Era muito difícil ficar impassível frente ao professor Carlos Alberto Reyes Maldonado...
Conheci-o na primeira metade da década de 1990, num almoço em Cáceres, quando se discutia a criação da Unemat. Ele me foi apresentado por um triunvirato: professor Sérgio Cintra, jornalista Osmar de Carvalho e pelo meu saudoso compadre Auro Ida (in memorian), o "Japonês".
Ficamos esperando o então secretário de Estado de Educação, vice-governador Osvaldo Sobrinho, para o almoço. Sobrinho não apareceu nem justificou o “bolo” nos convidados. E Maldonado não se fez de rogado, ignorou a ausência do chefe e realizou a explanação do que seria hoje a Universidade de Mato Grosso, a nossa Unemat.
Na época, o Instituto de Ensino Superior de Cáceres (IESC) era mantido pelo Estado às duras penas e ninguém melhor do que Maldonado sabia disso. Faltava de giz até livros básicos na biblioteca, passando por carteiras e professores. Pensei: esse barbudo é doido varrido. Mas não falei nada, porque não estava ali para opinar e, sim, fazer uma reportagem.
Osmar de Carvalho era coordenador de Comunicação da Seduc. Auro Ida era o principal repórter do jornal “A Gazeta” e, eu, do “Diário de Cuiabá”. E Sérgio Cintra era o mais respeitado professor de língua portuguesa em cursinho pré-vestibular e amigo de Maldonado.
Na época, ele ainda era do PT. Depois, migrou para o PPS. Mas sempre foi "vermelho", realmente defensor do socialismo. E, ao montar a Unemat, provou para mim e outros que não era louco, mas, sim, um visionário.
Talvez por isso Maldonado tenha sido um dos poucos mato-grossenses ouvidos pelo então senador Darcy Ribeiro (RJ) para contribuir com a elaboração da Lei de Diretrizes e Bases da Educação (9.394/96). Darcy era um dos defensores do socialismo moreno, trazido por Leonel Brizola – consolidado pela Carta de Lisboa.
A inteligência aliada à sua militância levou Carlos Maldonado a ocupar cargos públicos: primeiro, reitor da Unemat. Depois, galgou a condição de Secretário de Estado de Educação, no governo Dante de Oliveira (in memorian) e, na seqüência, foi convidado para a Secretaria Municipal de Educação, na administração Roberto França (1997-2004).

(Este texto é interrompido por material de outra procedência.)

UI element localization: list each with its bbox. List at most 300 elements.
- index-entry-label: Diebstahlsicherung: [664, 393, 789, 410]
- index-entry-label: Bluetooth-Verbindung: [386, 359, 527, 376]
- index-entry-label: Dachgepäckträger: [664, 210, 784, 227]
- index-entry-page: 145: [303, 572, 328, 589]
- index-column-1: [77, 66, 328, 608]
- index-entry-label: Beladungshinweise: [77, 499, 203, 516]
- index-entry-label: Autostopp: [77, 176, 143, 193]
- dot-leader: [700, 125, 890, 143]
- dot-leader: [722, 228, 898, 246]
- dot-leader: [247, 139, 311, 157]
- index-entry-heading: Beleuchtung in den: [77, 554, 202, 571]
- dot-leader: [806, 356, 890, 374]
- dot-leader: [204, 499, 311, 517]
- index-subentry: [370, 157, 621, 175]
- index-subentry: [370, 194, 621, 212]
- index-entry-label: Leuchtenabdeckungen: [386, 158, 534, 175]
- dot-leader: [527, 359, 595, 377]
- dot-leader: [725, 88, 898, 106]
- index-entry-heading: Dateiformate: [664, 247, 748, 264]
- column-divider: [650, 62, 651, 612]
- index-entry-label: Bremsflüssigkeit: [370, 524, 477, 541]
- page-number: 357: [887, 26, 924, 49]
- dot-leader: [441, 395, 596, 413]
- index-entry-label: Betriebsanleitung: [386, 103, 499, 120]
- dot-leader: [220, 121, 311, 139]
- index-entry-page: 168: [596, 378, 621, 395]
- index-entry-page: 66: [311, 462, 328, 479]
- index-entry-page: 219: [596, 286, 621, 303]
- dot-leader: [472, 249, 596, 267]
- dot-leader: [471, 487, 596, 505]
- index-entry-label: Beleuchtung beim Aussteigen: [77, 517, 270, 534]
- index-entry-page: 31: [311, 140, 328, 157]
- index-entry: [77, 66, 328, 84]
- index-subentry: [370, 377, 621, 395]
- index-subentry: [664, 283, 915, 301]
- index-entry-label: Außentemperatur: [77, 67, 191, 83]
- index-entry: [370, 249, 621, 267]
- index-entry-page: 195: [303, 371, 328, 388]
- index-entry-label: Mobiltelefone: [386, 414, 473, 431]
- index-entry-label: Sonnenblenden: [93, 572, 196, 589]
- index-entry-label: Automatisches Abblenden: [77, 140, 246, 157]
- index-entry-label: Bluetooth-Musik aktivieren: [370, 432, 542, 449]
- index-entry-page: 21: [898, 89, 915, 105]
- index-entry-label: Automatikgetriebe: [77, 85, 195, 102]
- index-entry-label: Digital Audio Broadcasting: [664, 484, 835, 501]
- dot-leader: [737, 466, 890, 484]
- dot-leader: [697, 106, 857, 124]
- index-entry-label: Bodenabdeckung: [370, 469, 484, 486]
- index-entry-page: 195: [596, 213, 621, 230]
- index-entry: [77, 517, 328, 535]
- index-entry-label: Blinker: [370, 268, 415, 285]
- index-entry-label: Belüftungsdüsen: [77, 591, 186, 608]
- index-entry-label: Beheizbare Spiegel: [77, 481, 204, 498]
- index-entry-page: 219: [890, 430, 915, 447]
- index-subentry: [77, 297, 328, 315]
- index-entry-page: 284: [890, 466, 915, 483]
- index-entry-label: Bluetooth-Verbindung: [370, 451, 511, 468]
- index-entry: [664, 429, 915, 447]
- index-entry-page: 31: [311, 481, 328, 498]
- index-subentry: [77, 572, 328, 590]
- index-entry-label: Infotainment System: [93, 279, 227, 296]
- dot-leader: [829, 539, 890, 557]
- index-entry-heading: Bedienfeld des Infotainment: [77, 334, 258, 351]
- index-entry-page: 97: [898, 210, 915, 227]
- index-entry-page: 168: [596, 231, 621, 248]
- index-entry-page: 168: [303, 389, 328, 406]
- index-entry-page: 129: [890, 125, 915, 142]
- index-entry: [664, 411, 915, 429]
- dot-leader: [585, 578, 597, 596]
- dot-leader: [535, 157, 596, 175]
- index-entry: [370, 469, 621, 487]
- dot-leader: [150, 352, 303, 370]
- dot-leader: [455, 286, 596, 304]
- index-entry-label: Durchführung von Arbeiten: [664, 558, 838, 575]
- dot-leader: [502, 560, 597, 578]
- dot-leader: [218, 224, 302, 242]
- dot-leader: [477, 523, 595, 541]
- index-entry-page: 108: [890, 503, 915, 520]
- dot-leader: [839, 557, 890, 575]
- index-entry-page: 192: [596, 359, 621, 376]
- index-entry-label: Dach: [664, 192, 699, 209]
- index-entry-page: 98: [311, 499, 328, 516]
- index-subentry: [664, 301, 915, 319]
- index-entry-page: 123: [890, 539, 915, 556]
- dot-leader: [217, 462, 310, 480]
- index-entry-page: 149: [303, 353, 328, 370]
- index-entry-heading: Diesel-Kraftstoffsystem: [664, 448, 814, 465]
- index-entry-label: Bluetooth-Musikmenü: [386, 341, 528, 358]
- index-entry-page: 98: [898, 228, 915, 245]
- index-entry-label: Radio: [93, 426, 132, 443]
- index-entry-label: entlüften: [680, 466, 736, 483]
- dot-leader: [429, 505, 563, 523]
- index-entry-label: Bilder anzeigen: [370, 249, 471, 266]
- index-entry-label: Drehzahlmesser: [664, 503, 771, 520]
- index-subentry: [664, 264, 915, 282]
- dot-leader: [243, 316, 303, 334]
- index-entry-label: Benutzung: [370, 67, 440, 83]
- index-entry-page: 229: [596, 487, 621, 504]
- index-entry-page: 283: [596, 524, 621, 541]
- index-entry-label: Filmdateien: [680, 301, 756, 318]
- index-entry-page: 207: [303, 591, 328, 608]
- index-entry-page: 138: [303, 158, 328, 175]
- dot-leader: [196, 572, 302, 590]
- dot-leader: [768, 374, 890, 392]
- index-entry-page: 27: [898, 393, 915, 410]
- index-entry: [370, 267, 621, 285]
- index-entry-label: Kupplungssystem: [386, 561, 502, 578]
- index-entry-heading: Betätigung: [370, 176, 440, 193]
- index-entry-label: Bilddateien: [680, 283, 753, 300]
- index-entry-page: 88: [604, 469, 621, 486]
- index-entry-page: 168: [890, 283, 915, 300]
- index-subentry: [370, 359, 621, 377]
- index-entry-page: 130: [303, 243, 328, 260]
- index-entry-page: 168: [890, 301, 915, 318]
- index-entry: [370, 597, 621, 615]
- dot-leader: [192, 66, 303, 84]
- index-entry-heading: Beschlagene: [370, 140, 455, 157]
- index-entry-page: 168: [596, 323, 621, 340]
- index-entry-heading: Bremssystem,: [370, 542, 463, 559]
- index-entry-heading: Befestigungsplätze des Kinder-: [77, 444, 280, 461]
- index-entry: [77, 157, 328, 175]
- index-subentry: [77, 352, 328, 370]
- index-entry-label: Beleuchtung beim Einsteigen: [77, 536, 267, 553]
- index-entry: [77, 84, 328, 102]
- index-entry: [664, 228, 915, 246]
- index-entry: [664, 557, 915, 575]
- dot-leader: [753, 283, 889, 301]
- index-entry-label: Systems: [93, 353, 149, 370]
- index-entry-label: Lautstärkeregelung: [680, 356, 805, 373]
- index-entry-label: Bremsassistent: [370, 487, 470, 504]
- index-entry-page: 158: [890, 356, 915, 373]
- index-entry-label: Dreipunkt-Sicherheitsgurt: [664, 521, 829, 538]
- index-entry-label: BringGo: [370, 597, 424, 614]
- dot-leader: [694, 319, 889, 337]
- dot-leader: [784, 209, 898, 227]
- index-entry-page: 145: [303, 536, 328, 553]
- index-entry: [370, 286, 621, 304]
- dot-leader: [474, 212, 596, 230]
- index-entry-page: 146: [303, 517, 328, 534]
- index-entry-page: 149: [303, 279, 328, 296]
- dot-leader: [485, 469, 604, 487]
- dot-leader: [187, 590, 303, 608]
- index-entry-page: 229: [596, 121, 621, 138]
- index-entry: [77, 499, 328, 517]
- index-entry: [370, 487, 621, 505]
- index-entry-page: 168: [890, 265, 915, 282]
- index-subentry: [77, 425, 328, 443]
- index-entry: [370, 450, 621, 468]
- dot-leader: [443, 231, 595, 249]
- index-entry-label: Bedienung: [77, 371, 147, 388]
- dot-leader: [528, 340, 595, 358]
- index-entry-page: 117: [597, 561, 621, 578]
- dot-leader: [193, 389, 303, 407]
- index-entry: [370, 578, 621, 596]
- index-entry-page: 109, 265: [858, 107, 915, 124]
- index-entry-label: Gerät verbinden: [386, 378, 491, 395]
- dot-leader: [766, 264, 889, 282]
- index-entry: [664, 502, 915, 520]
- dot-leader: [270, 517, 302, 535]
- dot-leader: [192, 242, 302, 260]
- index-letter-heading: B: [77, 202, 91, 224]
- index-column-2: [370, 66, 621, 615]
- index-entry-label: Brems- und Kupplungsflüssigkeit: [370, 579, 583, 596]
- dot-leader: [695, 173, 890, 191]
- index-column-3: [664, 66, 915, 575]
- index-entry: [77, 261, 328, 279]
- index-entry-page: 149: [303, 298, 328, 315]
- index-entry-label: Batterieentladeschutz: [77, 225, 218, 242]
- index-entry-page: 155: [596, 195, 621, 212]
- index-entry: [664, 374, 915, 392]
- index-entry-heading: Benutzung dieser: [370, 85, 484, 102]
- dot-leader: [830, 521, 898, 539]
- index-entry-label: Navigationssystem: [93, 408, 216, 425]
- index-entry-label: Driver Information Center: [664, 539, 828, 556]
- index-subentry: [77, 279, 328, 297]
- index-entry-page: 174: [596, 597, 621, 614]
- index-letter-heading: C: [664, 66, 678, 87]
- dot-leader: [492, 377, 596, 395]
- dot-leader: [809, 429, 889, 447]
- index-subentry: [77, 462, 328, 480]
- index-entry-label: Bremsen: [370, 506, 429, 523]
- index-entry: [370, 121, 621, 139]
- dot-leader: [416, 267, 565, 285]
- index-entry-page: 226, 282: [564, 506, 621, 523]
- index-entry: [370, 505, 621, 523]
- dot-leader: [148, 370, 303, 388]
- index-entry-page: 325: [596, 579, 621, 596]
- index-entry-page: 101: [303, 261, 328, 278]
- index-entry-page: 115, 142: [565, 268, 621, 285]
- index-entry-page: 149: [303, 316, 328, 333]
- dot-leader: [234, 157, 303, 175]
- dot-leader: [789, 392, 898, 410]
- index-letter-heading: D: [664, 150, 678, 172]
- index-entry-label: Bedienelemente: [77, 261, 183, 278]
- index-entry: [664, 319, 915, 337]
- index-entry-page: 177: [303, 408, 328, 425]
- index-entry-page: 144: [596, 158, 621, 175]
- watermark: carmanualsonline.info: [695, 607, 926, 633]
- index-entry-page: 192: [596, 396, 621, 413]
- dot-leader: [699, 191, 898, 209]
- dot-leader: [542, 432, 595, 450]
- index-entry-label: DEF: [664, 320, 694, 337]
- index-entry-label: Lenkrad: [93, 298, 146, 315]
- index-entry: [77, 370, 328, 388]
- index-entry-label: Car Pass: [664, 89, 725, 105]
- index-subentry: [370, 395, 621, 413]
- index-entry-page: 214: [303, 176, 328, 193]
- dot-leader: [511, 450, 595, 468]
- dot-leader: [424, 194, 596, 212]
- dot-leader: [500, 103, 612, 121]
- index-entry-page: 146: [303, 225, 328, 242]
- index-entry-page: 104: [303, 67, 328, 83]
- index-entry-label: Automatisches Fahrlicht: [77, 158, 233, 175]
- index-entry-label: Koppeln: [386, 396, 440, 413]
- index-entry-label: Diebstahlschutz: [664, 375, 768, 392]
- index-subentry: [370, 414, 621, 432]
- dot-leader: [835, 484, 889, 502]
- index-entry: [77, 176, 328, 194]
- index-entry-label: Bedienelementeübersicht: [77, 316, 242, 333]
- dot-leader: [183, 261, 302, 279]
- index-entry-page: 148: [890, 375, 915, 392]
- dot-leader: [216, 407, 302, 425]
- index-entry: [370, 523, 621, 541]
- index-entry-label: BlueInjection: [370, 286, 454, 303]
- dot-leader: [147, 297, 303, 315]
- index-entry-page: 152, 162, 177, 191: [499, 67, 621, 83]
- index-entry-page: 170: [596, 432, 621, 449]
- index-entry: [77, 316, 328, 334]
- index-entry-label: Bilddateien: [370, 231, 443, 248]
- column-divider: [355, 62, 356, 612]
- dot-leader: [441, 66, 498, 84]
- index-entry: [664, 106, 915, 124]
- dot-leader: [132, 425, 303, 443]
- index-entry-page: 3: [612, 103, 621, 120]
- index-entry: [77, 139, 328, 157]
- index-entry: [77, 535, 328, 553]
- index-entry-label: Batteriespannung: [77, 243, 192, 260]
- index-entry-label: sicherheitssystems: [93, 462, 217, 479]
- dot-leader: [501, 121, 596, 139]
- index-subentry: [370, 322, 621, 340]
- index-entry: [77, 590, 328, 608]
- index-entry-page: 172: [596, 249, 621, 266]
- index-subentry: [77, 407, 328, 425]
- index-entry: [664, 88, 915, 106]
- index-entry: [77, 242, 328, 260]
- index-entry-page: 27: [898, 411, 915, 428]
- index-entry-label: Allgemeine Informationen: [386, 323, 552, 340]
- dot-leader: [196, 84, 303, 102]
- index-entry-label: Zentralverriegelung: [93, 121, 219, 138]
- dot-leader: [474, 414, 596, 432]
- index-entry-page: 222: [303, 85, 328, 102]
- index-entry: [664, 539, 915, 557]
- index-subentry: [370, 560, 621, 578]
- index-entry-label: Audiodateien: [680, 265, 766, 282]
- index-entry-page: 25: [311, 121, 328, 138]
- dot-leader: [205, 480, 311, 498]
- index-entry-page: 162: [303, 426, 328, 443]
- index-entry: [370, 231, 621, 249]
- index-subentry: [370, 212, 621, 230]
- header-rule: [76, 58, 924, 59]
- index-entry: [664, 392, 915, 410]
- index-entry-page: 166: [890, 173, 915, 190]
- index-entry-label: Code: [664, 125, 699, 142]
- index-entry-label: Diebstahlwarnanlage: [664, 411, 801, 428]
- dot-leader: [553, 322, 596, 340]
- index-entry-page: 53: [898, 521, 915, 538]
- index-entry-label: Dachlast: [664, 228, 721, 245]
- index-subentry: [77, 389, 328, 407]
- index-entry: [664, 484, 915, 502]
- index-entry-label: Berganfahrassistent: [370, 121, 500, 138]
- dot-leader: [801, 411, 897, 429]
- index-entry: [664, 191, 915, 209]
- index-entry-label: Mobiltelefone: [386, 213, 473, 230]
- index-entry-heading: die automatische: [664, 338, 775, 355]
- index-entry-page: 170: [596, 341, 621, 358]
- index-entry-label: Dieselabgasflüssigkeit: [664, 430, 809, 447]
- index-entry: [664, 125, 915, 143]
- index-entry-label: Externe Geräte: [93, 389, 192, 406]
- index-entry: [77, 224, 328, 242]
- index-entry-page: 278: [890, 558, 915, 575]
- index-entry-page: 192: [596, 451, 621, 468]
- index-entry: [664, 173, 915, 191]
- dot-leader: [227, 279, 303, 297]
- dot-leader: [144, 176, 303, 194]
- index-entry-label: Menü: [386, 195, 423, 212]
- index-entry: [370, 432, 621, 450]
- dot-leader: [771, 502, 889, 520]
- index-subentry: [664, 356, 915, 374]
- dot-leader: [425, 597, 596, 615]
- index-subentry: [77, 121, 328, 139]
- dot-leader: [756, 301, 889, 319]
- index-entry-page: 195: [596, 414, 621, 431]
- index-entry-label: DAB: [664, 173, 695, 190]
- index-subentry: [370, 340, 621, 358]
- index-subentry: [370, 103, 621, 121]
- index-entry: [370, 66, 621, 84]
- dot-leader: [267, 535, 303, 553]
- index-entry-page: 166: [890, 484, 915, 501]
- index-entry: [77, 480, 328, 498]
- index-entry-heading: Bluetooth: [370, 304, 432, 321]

Interessante é que Maldonado foi responsável por implantar a escola ciclada, hoje bastante discutida, tanto na rede estadual quando na rede municipal. Fã de Darcy Ribeiro, considerava o modelo de ciclo o melhor para tirar os estudantes da condição de ouvintes para transformá-los em protagonistas do debate.
Tive discussões homéricas com Carlos Alberto Maldonado, principalmente na administração Roberto França, onde fui secretário adjunto de Comunicação (de Auro Ida) e, no fim do mandato, titular da Secom – em substituição por causa da licença do “Japonês”.
Creio que, se houvesse julgamento isento, diria que perdi todos os debates com o professor Carlos Alberto Reyes, porque não é fácil bater boca com gênio da dialética. Na época, por me considerar no mesmo nível dele – pelo menos na administração pública – jamais admitira a derrota num debate, publicamente.
Carlos Alberto Reyes Maldonado deixou um legado de esperança para quem crê num ensino público gratuito e de qualidade, no Brasil, principalmente em Mato Grosso.
De qualquer forma, parafraseando o meu amigo Sérgio Cintra: “o homem se vai, mas a idéias ficam”. Foi uma honra ser contemporâneo de Carlos Maldonado, o genial contendor. Descanse em paz, nobre gênio.
*Ronaldo Pacheco é jornalista em Cuiabá e Editor de Política do portal Olhar Direto.